How AI Enabled a Non‑Expert to Breach 6,700 DJI Vacuums and 600 Firewalls Worldwide

Recently a vacation‑property manager named Samy Azdufal used the AI coding assistant Claude Code to write a program that reverse‑engineered a newly released DJI Romo robot, bypassed its PIN with a 14‑digit code, and gained full remote control of the device.

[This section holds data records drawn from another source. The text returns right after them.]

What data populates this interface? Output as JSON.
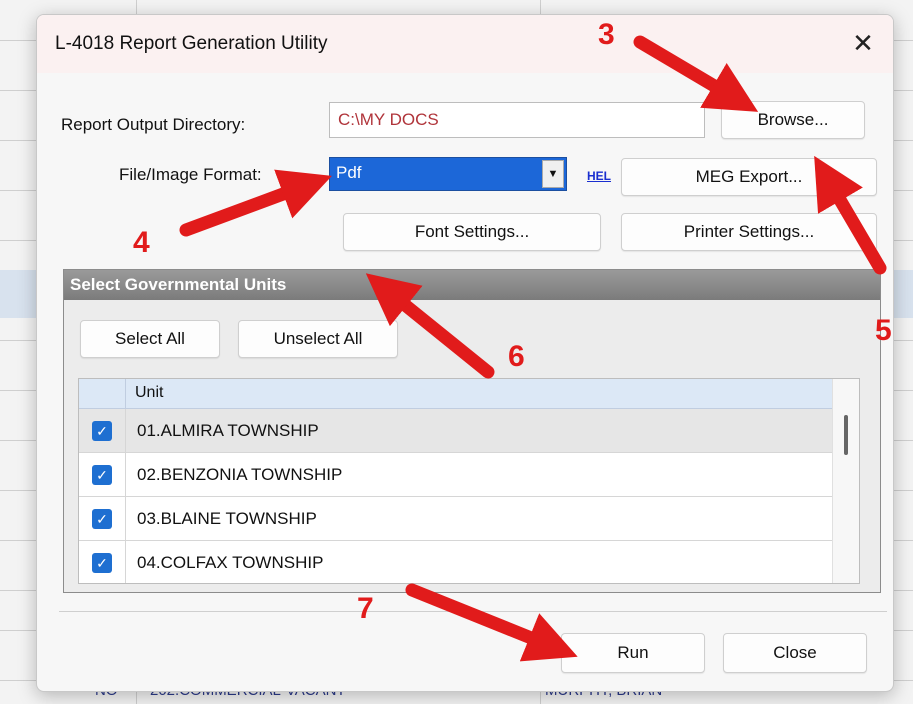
{
  "background": {
    "bottom_left_text": "NO",
    "bottom_mid_text": "202.COMMERCIAL-VACANT",
    "bottom_right_text": "MURPHY, BRIAN"
  },
  "dialog": {
    "title": "L-4018 Report Generation Utility",
    "close_glyph": "✕",
    "output_dir_label": "Report Output Directory:",
    "output_dir_value": "C:\\MY DOCS",
    "browse_label": "Browse...",
    "format_label": "File/Image Format:",
    "format_value": "Pdf",
    "format_arrow": "▼",
    "help_link": "HEL",
    "meg_export_label": "MEG Export...",
    "font_settings_label": "Font Settings...",
    "printer_settings_label": "Printer Settings...",
    "group": {
      "title": "Select Governmental Units",
      "select_all_label": "Select All",
      "unselect_all_label": "Unselect All",
      "column_header": "Unit",
      "rows": [
        {
          "label": "01.ALMIRA TOWNSHIP",
          "checked": true
        },
        {
          "label": "02.BENZONIA TOWNSHIP",
          "checked": true
        },
        {
          "label": "03.BLAINE TOWNSHIP",
          "checked": true
        },
        {
          "label": "04.COLFAX TOWNSHIP",
          "checked": true
        }
      ],
      "check_glyph": "✓"
    },
    "run_label": "Run",
    "close_label": "Close"
  },
  "annotations": {
    "color": "#e11b1b",
    "numbers": [
      "3",
      "4",
      "5",
      "6",
      "7"
    ]
  }
}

With the compromised robot he was able to move the vacuum arbitrarily, activate its camera for live video, retrieve the device’s serial number and IP address, view cleaning maps and detailed operation data, and even override the built‑in security PIN.

Azdufal responsibly disclosed the discovered cloud‑permission vulnerability to DJI; the vendor confirmed the issue and began fixing the backend validation, though a full rollout was still pending. DJI later downplayed the impact, claiming that only security researchers could exploit the flaw.

Azdufal also uncovered a second, more severe vulnerability whose details remain undisclosed until DJI releases a patch.

This episode demonstrates that AI tools now lower the technical threshold for vulnerability discovery, allowing ordinary users to achieve exploits that previously required skilled security professionals.

In a parallel development, Amazon’s security team reported that during the Chinese New Year a small, possibly single‑person hacker group leveraged commercial generative‑AI services to scan the public‑facing ports (443, 8443, 10443, 4443) of Fortinet FortiGate firewalls worldwide. The AI automatically generated scanning scripts, identified exposed devices in 55 countries, and created dynamic password dictionaries tailored to each target’s language and system characteristics.

Using AI‑enhanced brute‑force techniques, the attacker cracked weak or default passwords, bypassed single‑factor authentication, and harvested SSL‑VPN credentials, management accounts, network topology, and firewall policies from exported configuration files. The AI then plotted internal penetration routes and auto‑generated lightweight lateral‑movement scripts, enabling a complete end‑to‑end breach without deep manual expertise.

The campaign compromised over 600 firewalls, a scale that would normally require a large, well‑funded team working for weeks; the AI‑driven workflow compressed the entire operation into minutes, effectively turning the attack into an “AI‑powered cyber‑crime production line.”

According to Amazon security lead CJ Moses, the incident highlights five profound impacts of AI on cybersecurity: (1) exponential increase in attack efficiency, (2) flattening of the attack skill barrier, (3) fuzzier attack signatures that evade traditional rule‑based defenses, (4) AI becoming a core battlefield for both attackers and defenders, and (5) heightened demands on security governance, compliance, and cross‑organization collaboration.

Defenders are urged to remediate basic security gaps—close unnecessary public ports, enforce strong, unique passwords, mandate multi‑factor authentication, keep firmware and apps up‑to‑date, and continuously monitor for anomalous logins. Deploying AI‑enhanced Security Operations Centers (SOC) that can automatically analyse massive logs, detect AI‑generated attack patterns, and respond in real time is becoming essential.

Finally, protecting the AI models themselves from prompt‑injection and data‑leak attacks is now a critical front, as AI both empowers attackers and must be hardened to prevent it from becoming a new attack vector.